University of Illinois engineers use Frontera supercomputer to develop physics-informed neural networks for additive manufacturing
Credit: Qiming Zhu, Zeliang Liu, Jinhui Yan
Additive manufacturing has the potential to allow one to create parts or products on demand in manufacturing, automotive engineering, and even in outer space. However, it’s a challenge to know in advance how a 3D printed object will perform, now and in the future.
Physical experiments — especially for metal additive manufacturing (AM) — are slow and costly. Even modeling these systems computationally is expensive and time-consuming.
“The problem is multi-phase and involves gas, liquids, solids, and phase transitions between them,” said University of Illinois Ph.D. student Qiming Zhu. “Additive manufacturing also has a wide range of spatial and temporal scales. This has led to large gaps between the physics that happens on the small scale and the real product.”
Zhu, Zeliang Liu (a software engineer at Apple), and Jinhui Yan (professor of Civil and Environmental Engineering at the University of Illinois), are trying to address these challenges using machine learning. They are using deep learning and neural networks to predict the outcomes of complex processes involved in additive manufacturing.
“We want to establish the relationship between processing, structure, properties, and performance,” Zhu said.
Current neural network models need large amounts of data for training. But in the additive manufacturing field, obtaining high-fidelity data is difficult, according to Zhu. To reduce the need for data, Zhu and Yan are pursuing ‘physics informed neural networking,’ or PINN.
“By incorporating conservation laws, expressed as partial differential equations, we can reduce the amount of data we need for training and advance the capability of our current models,” he said.
Using the Frontera and Stampede2 supercomputers at the Texas Advanced Computing Center (the #10 and #36 fastest in the world, as of June 2021), Zhu and Yan simulated the dynamics of two benchmark experiments: an example of 1D solidification, when solid and liquid metals interact; and an example of laser beam melting tests taken from the 2018 NIST Additive Manufacturing Benchmark Test Series.

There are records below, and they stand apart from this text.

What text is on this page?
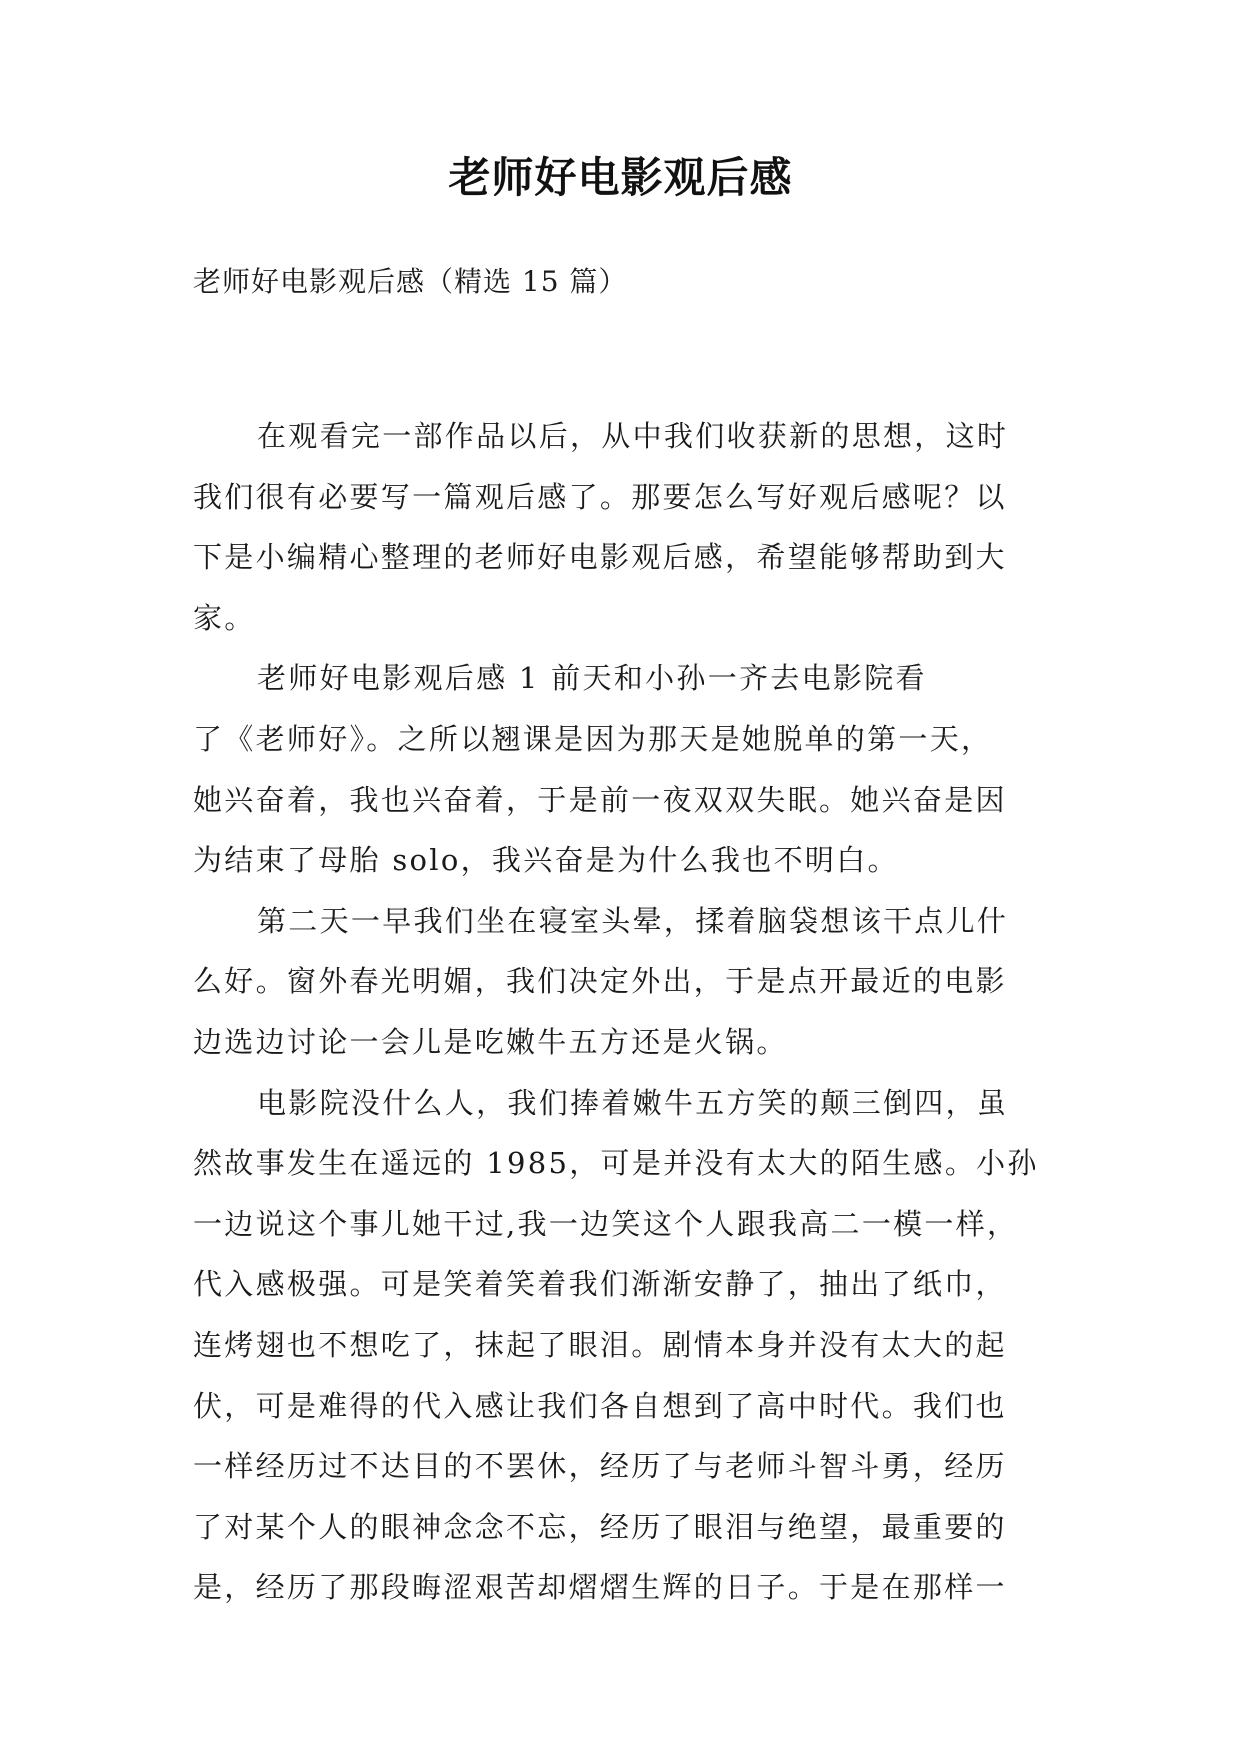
老师好电影观后感

老师好电影观后感（精选 15 篇）

在观看完一部作品以后，从中我们收获新的思想，这时
我们很有必要写一篇观后感了。那要怎么写好观后感呢？以
下是小编精心整理的老师好电影观后感，希望能够帮助到大
家。
老师好电影观后感 1 前天和小孙一齐去电影院看
了《老师好》。之所以翘课是因为那天是她脱单的第一天，
她兴奋着，我也兴奋着，于是前一夜双双失眠。她兴奋是因
为结束了母胎 solo，我兴奋是为什么我也不明白。
第二天一早我们坐在寝室头晕，揉着脑袋想该干点儿什
么好。窗外春光明媚，我们决定外出，于是点开最近的电影
边选边讨论一会儿是吃嫩牛五方还是火锅。
电影院没什么人，我们捧着嫩牛五方笑的颠三倒四，虽
然故事发生在遥远的 1985，可是并没有太大的陌生感。小孙
一边说这个事儿她干过,我一边笑这个人跟我高二一模一样，
代入感极强。可是笑着笑着我们渐渐安静了，抽出了纸巾，
连烤翅也不想吃了，抹起了眼泪。剧情本身并没有太大的起
伏，可是难得的代入感让我们各自想到了高中时代。我们也
一样经历过不达目的不罢休，经历了与老师斗智斗勇，经历
了对某个人的眼神念念不忘，经历了眼泪与绝望，最重要的
是，经历了那段晦涩艰苦却熠熠生辉的日子。于是在那样一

In the 1D solidification case, they input data from experiments into their neural network. In the laser beam melting tests, they used experimental data as well as results from computer simulations. They also developed a ‘hard’ enforcement method for boundary conditions, which, they say, is equally important in the problem-solving.
The team’s neural network model was able to recreate the dynamics of the two experiments. In the case of the NIST Challenge, it predicted the temperature and melt pool length of the experiment within 10% of the actual results. They trained the model on data from 1.2 to 1.5 microseconds and made predictions at further time steps up to 2.0 microseconds.
The team published their results in Computational Mechanics in January 2021.
“This is the first time that neural networks have been applied to metal additive manufacturing process modeling,” Zhu said. “We showed that physics-informed machine learning, as a perfect platform to seamlessly incorporate data and physics, has big potential in the additive manufacturing field.”
Zhu sees engineers in the future using neural networks as fast prediction tools to provide guidance on the parameter selection for the additive manufacturing process — for instance, the speed of the laser or the temperature distribution — and to map the relationships between additive manufacturing process parameters and the properties of the final product, such as its surface roughness.
“If your client requires a specific property, then you’ll know what you should use for your manufacturing process parameters,” Zhu said.
In a separate paper in Computational Methods in Applied Mechanics and Engineering published online in May 2021, Zhu and Yan proposed a modification of the existing finite element method framework used in additive manufacturing to see if their technique could get better predictions over existing benchmarks.
Mirroring a recent additive manufacturing experiment from Argonne National Lab involving a moving laser, the researchers showed that simulations, performed on Frontera, differed in depth from those in the experiment by less than 10.3% and captured the common experimentally-observed chevron-type shape on the metal top surface.
Zhu and Yan’s research benefits from the continued growth of computing technologies and federal investment in high performance computing.
Frontera not only speeds up studies such as theirs, it opens the door to machine and deep learning studies in fields where training data is not widely available, broadening the potential of AI research.
“The most exciting point is when you see that your model can predict the future using only a small amount of existing data,” Zhu said. “It’s somehow learning about the evolution of the process.
“Previously, I was not very confident on whether we’d be able to predict with good accuracy over temperature, velocity, and geometry of the gas-metal interface. We showed that we’re able to make nice data inferences.”